On Friday 11 January 2008 02:55:25 Steve Fosdick wrote:
On Thu, 10 Jan 2008 21:42:28 -0200
"robert lazarski" <robertlazarski(a)gmail.com> wrote:
I converted the bass track off a midi file to
ogg, muting out all the
other tracks via timidity. The purpose being I'm about to buy some
monitor speakers and I'm deciding what low frequency range is
acceptable. I tried audacity and analyze-->plot spectrum, but I can't
get that to show me what the low end is doing (I'm sure I'm missing
something simple).
Interesting. I tried this too and, as you say, there is very little
resolution in the graph at the low end of the spectrum.
Anyways, here's a link. What frequency is
that bass around? How can I
measure that?
What I tried was importing the track into ardour, so I could play it with
output going to jack, starting jamin, then playing the track and watching
the HDEQ spectrum plot. From that the lowest peak seems to be around 50Hz.
As you have the original MIDI file you could so a quick sanity check of
this as that frequency would mean that the lowest note in that bass part
should be G1 or Ab1. There is a table of note to frequency values at:
http://www.phy.mtu.edu/~suits/notefreqs.html
HTH,
Steve.
_______________________________________________
Hi Steve
This app seems to be designed to find the eye lashes on gnats.

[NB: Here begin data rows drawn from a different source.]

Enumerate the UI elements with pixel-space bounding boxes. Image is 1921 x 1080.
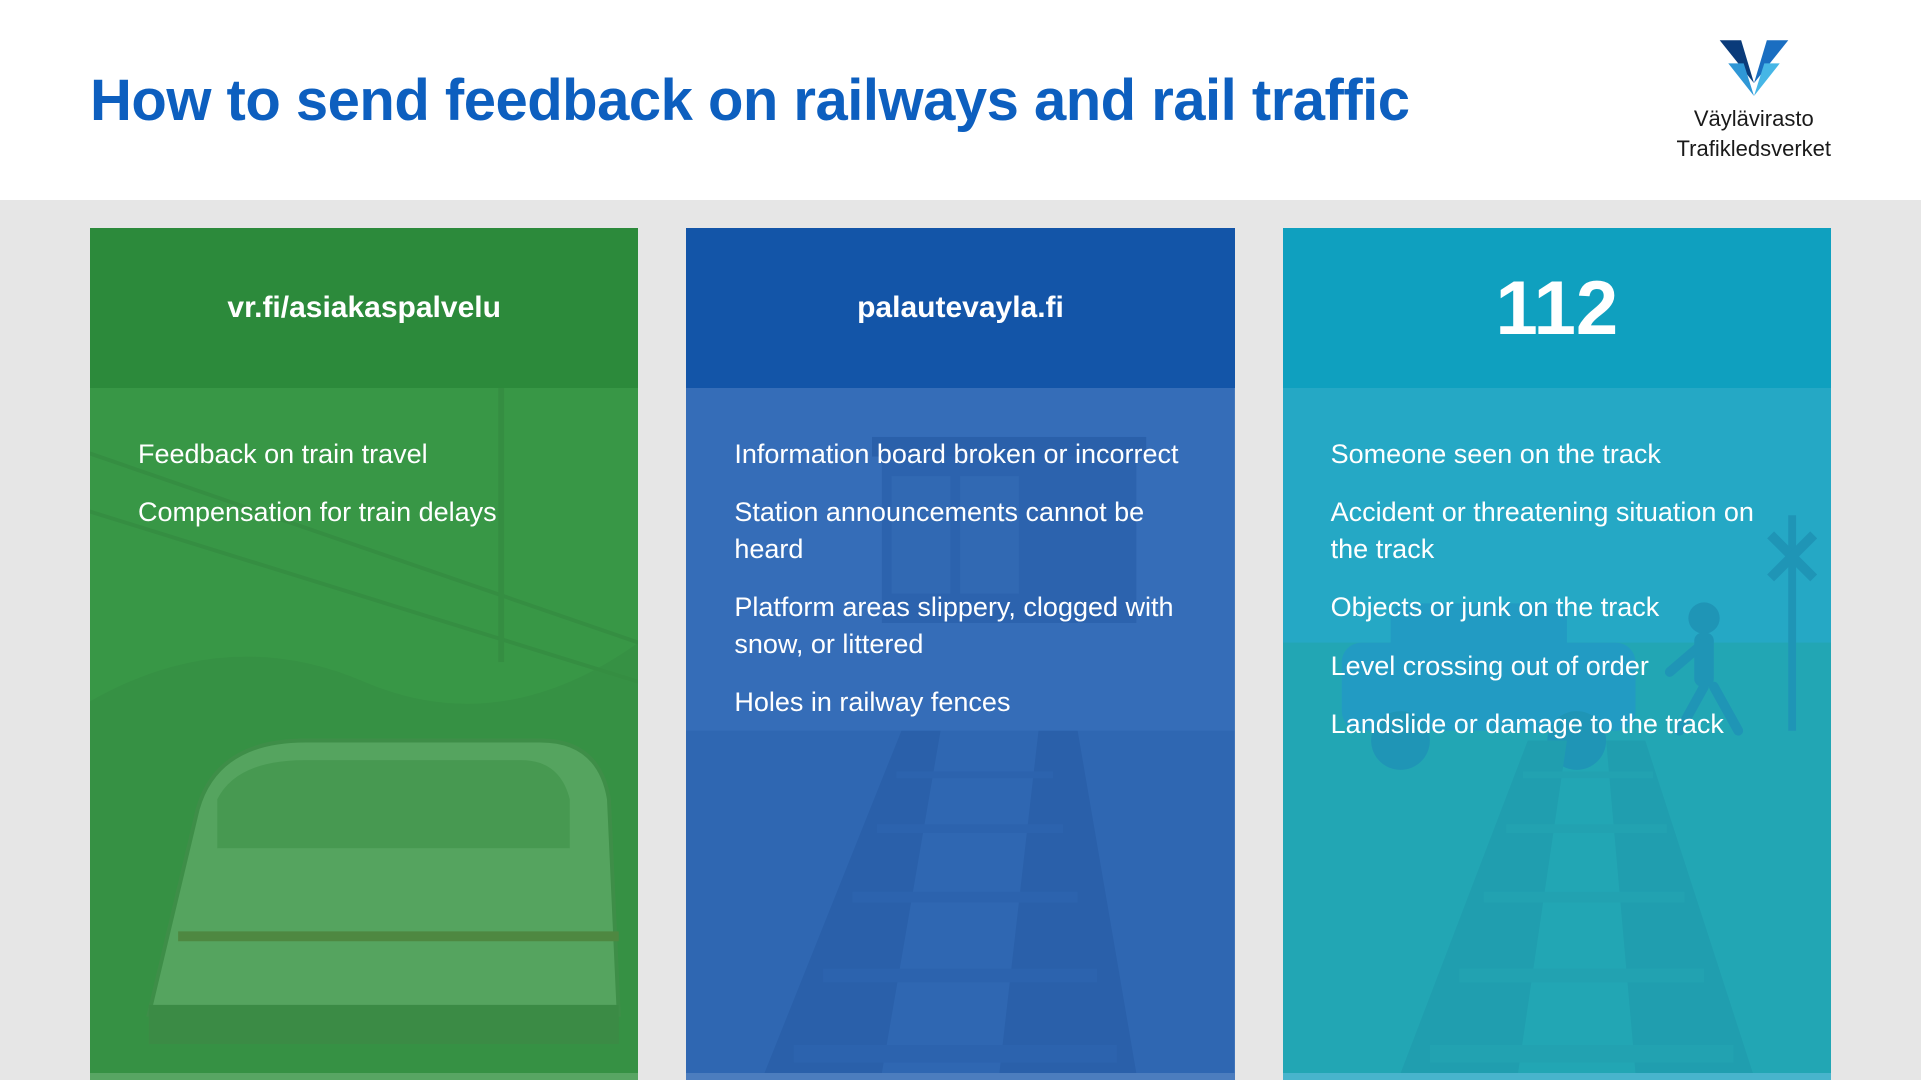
logo-text-line1: Väylävirasto [1677,104,1831,134]
header: How to send feedback on railways and rai… [0,0,1921,200]
list-item: Someone seen on the track [1331,436,1783,472]
list-item: Information board broken or incorrect [734,436,1186,472]
card-palaute-body: Information board broken or incorrect St… [686,388,1234,1080]
list-item: Level crossing out of order [1331,648,1783,684]
vaylavirasto-logo-icon [1709,36,1799,96]
list-item: Compensation for train delays [138,494,590,530]
page-title: How to send feedback on railways and rai… [90,67,1410,134]
cards-row: vr.fi/asiakaspalvelu Feedback on trai [0,200,1921,1080]
list-item: Objects or junk on the track [1331,589,1783,625]
list-item: Landslide or damage to the track [1331,706,1783,742]
card-vr-items: Feedback on train travel Compensation fo… [138,436,590,531]
logo-block: Väylävirasto Trafikledsverket [1677,36,1831,163]
card-emergency-items: Someone seen on the track Accident or th… [1331,436,1783,743]
card-vr-header: vr.fi/asiakaspalvelu [90,228,638,388]
page: How to send feedback on railways and rai… [0,0,1921,1080]
list-item: Platform areas slippery, clogged with sn… [734,589,1186,662]
card-emergency-header: 112 [1283,228,1831,388]
card-emergency-body: Someone seen on the track Accident or th… [1283,388,1831,1080]
card-vr-body: Feedback on train travel Compensation fo… [90,388,638,1080]
card-palaute-items: Information board broken or incorrect St… [734,436,1186,721]
logo-text-line2: Trafikledsverket [1677,134,1831,164]
list-item: Station announcements cannot be heard [734,494,1186,567]
card-palaute: palautevayla.fi [686,228,1234,1080]
card-vr: vr.fi/asiakaspalvelu Feedback on trai [90,228,638,1080]
list-item: Feedback on train travel [138,436,590,472]
list-item: Holes in railway fences [734,684,1186,720]
list-item: Accident or threatening situation on the… [1331,494,1783,567]
card-palaute-header: palautevayla.fi [686,228,1234,388]
card-emergency: 112 [1283,228,1831,1080]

http://www.sonicvisualiser.org/
Sonic Visualiser contains features for the following:
Load audio files in WAV, Ogg and MP3 formats, and view their waveforms.
Look at audio visualisations such as spectrogram views, with interactive
adjustment of display parameters.
Annotate audio data by adding labelled time points and defining segments,
point values and curves.
Overlay annotations on top of one another with aligned scales, and overlay
annotations on top of waveform or spectrogram views.
View the same data at multiple time resolutions simultaneously (for close-up
and overview).
Run feature-extraction plugins to calculate annotations automatically, using
algorithms such as beat trackers, pitch detectors and so on.
Import annotation layers from various text file formats.
Import note data from MIDI files, view it alongside other frequency scales,
and play it with the original audio.
Play back the audio plus synthesised annotations, taking care to synchronise
playback with display.
Select areas of interest, optionally snapping to nearby feature locations, and
audition individual and comparative selections in seamless loops.
Time-stretch playback, slowing right down or speeding up to a tiny fraction or
huge multiple of the original speed while retaining a synchronised display.
Export audio regions and annotation layers to external files.
The design goals for Sonic Visualiser are:
To provide the best available core waveform and spectrogram audio
visualisations for use with substantial files of music audio data.
To facilitate ready comparisons between different kinds of data, for example
by making it easy to overlay one set of data on another, or display the same
data in more than one way at the same time.
To be straightforward. The user interface should be simpler to learn and to
explain than the internal data structures. In this respect, Sonic Visualiser
aims to resemble a consumer audio application.
To be responsive, slick, and enjoyable. Even if you have to wait for your
results to be calculated, you should be able to do something else with the
audio data while you wait. Sonic Visualiser is pervasively multithreaded,
loves multiprocessor and multicore systems, and can make good use of fast
processors with plenty of memory.
To handle large data sets. The work Sonic Visualiser does is intrinsically
processor-hungry and (often) memory-hungry, but the aim is to allow you to
work with long audio files on machines with modest CPU and memory where
reasonable. (Disk space is another matter. Sonic Visualiser eats that.)